Nos últimos dias…

Nos últimos dias estive perdida. Chamei Thierry de Thiago, Giancarlo de Gianvitor, caí no vão do metrô, entre o trem e a plataforma. Falei absurdos, cedi a suaves paixões, senti atrações incontroláveis, disse “eu te amo” a alguém. Nos últimos dias chorei de saudade, corei em frente ao computador, desejei loucamente um abraço, *aquele* abraço, e esperei pacientemente por um futuro que, eu sabia, não estava por vir.

Nos últimos dias senti mais carinho pelos outros, desejei mais vezes ser amiga e ajudar alguém, saí com mais pessoas, comi, bebi e ri sempre mais do que de costume. Nos últimos dias meu coração entrou num turbilhão que chocava desejo, amor, amizade, paixão – e eu não soube, talvez, expressar ternura, saudades, tesão e amizade como desejava.

Nos últimos dias li demais, fui eu mesma como sempre, só que eu estava intensa como nunca, só isso. Nos últimos dias houve melancolia, carinho, revelações, adeus. Ganhei novos amigos, notei que já tinha alguns a quem não dava o devido valor.

Nos últimos dias reparei que já vivi bastante. Não o bastante, não o suficiente. Apenas mais do que imaginava ter vivido. Percebi que não sou tão ingênua quanto julgava. Que uns tapas na cara quase sempre fazem bem. Gastei dinheiro, chorei mágoas, ri e fiz os outros rirem das minhas alegrias e das minhas desgraças.

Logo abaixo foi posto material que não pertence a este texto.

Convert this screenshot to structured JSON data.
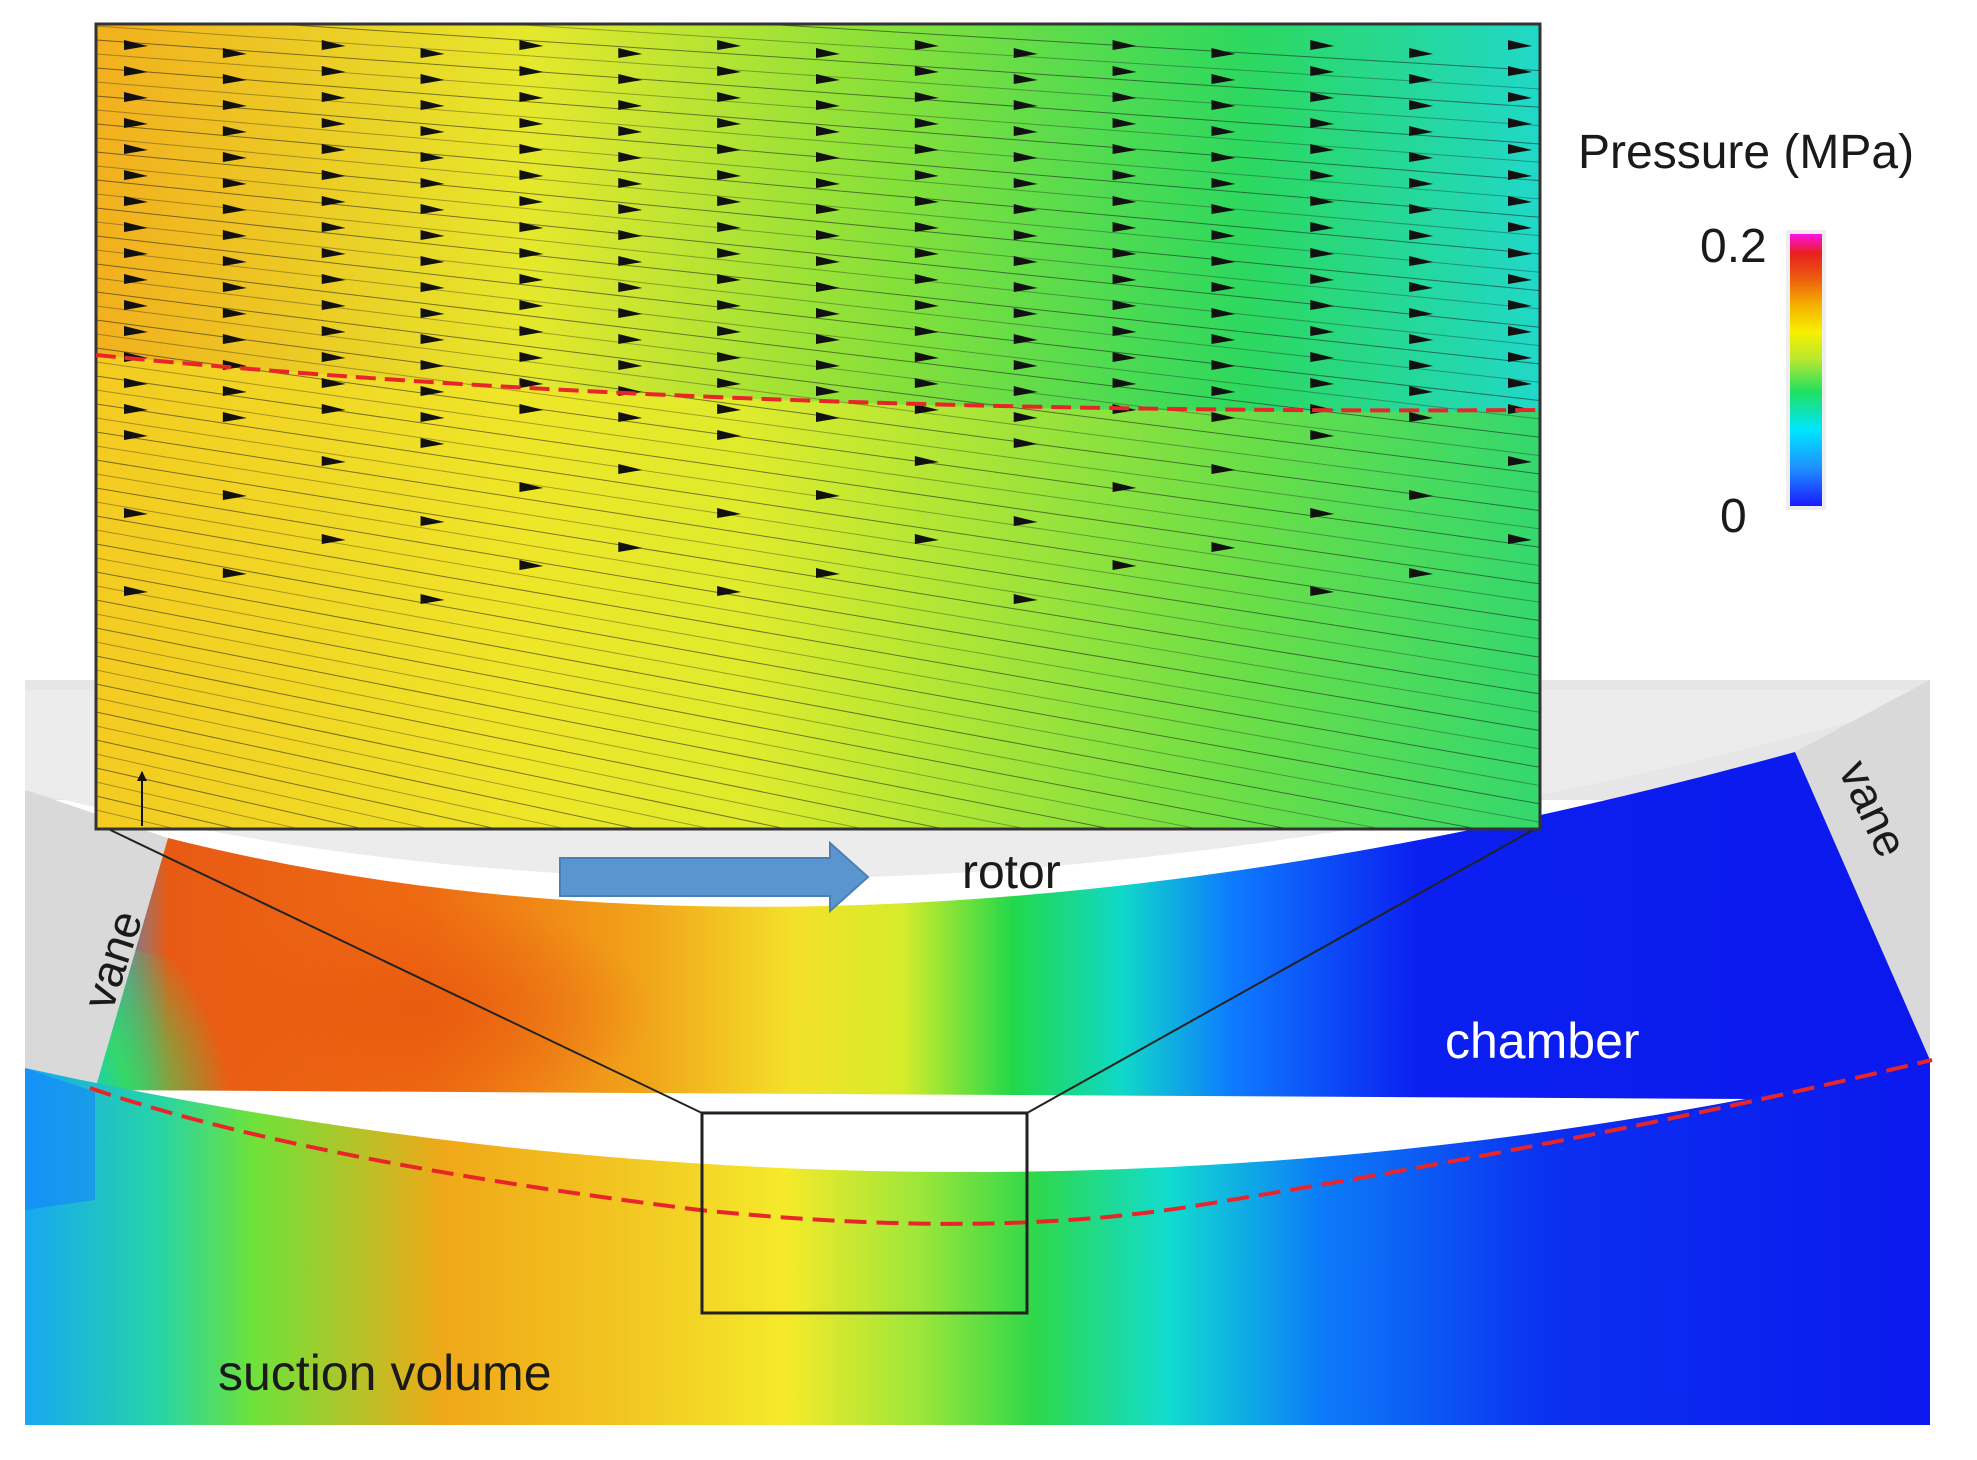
{
  "figure": {
    "labels": {
      "rotor": "rotor",
      "vane_left": "vane",
      "vane_right": "vane",
      "chamber": "chamber",
      "suction_volume": "suction volume"
    },
    "legend": {
      "title": "Pressure (MPa)",
      "max_label": "0.2",
      "min_label": "0",
      "range": [
        0,
        0.2
      ],
      "colors": [
        "#1a1aff",
        "#1e90ff",
        "#00e5ff",
        "#20e060",
        "#b8e830",
        "#f6f000",
        "#f5b000",
        "#ec5a10",
        "#e81e1e",
        "#ff10e8"
      ]
    },
    "field_colors": {
      "high": "#ec6a14",
      "mid": "#f2e22a",
      "low_mid": "#22d84a",
      "low": "#0b18f0",
      "background": "#e8e8e8"
    },
    "markers": {
      "boundary_line_color": "#e8262a",
      "rotation_arrow_color": "#5b95d0",
      "velocity_arrow_color": "#111111"
    }
  }
}
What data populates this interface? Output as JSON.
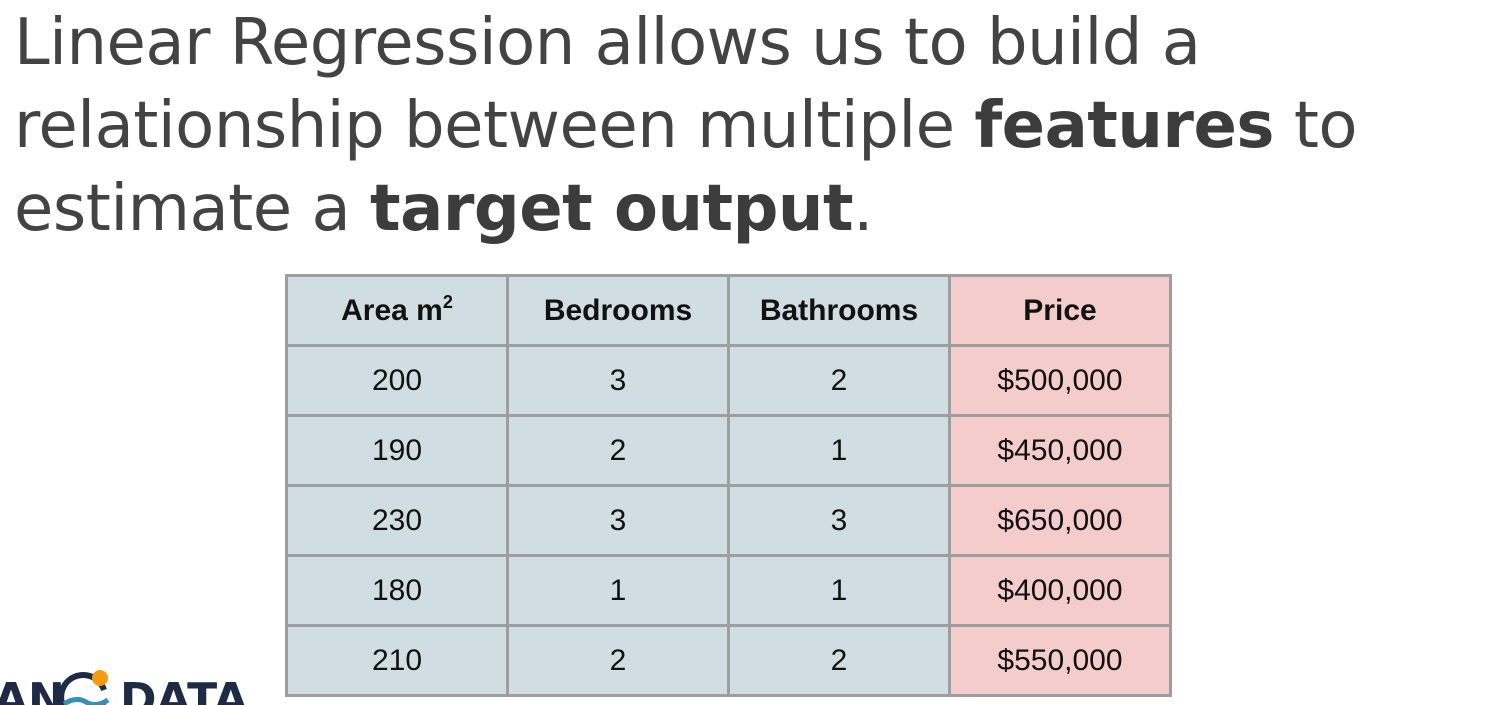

Nos últimos dias contemplei a existência humana de maneira engraçada, como se não fizesse parte dela. Sorri para desconhecidos, ignorei o ódio que sinto de minha imagem e me deixei ver e ser vista. Coloquei ideias em execução, controlei a libido que me parecia mais à flor da pele do que nunca, descobri que ainda não encontrei o amor da minha vida – que talvez nunca encontre – e socorri uma amiga acidentada.

Nos últimos dias me peguei erroneamente a uma obsessão pela dignidade. Bobagem minha: constatei que quanto mais situações indignas eu vivo, mais posso dizer que fui feliz. Esse negócio de dignidade não é pra mim, não, é para os outros. E eu cansei de fazer coisas pra quem não me liga a mínima.

Nos últimos dias senti ciúme como se fosse a primeira vez. Dei vexame, falei besteira, passei da conta. Vivi excessos, um inferno astral e tpm constante. Pensei em desistir. Forcei-me a continuar. Tomei nem sei quantos pitos da vida. “Olá, amiga, isso aqui é a relaidade!”. Mas minha realidade nem por isso deixou de ser completamente semelhante à ficção, à literatura e ao cinema, os mais piegas que você puder imaginar.

Nos últimos dias deixei meus dezoito anos para trás como que projetando-os para um futuro nãotão distante. Nos últimos dias, caros amigos, eu vivi. Melhor, percebi que estava viva. E vi que isso, apesar das constantes mágoas e sequelas, era bom.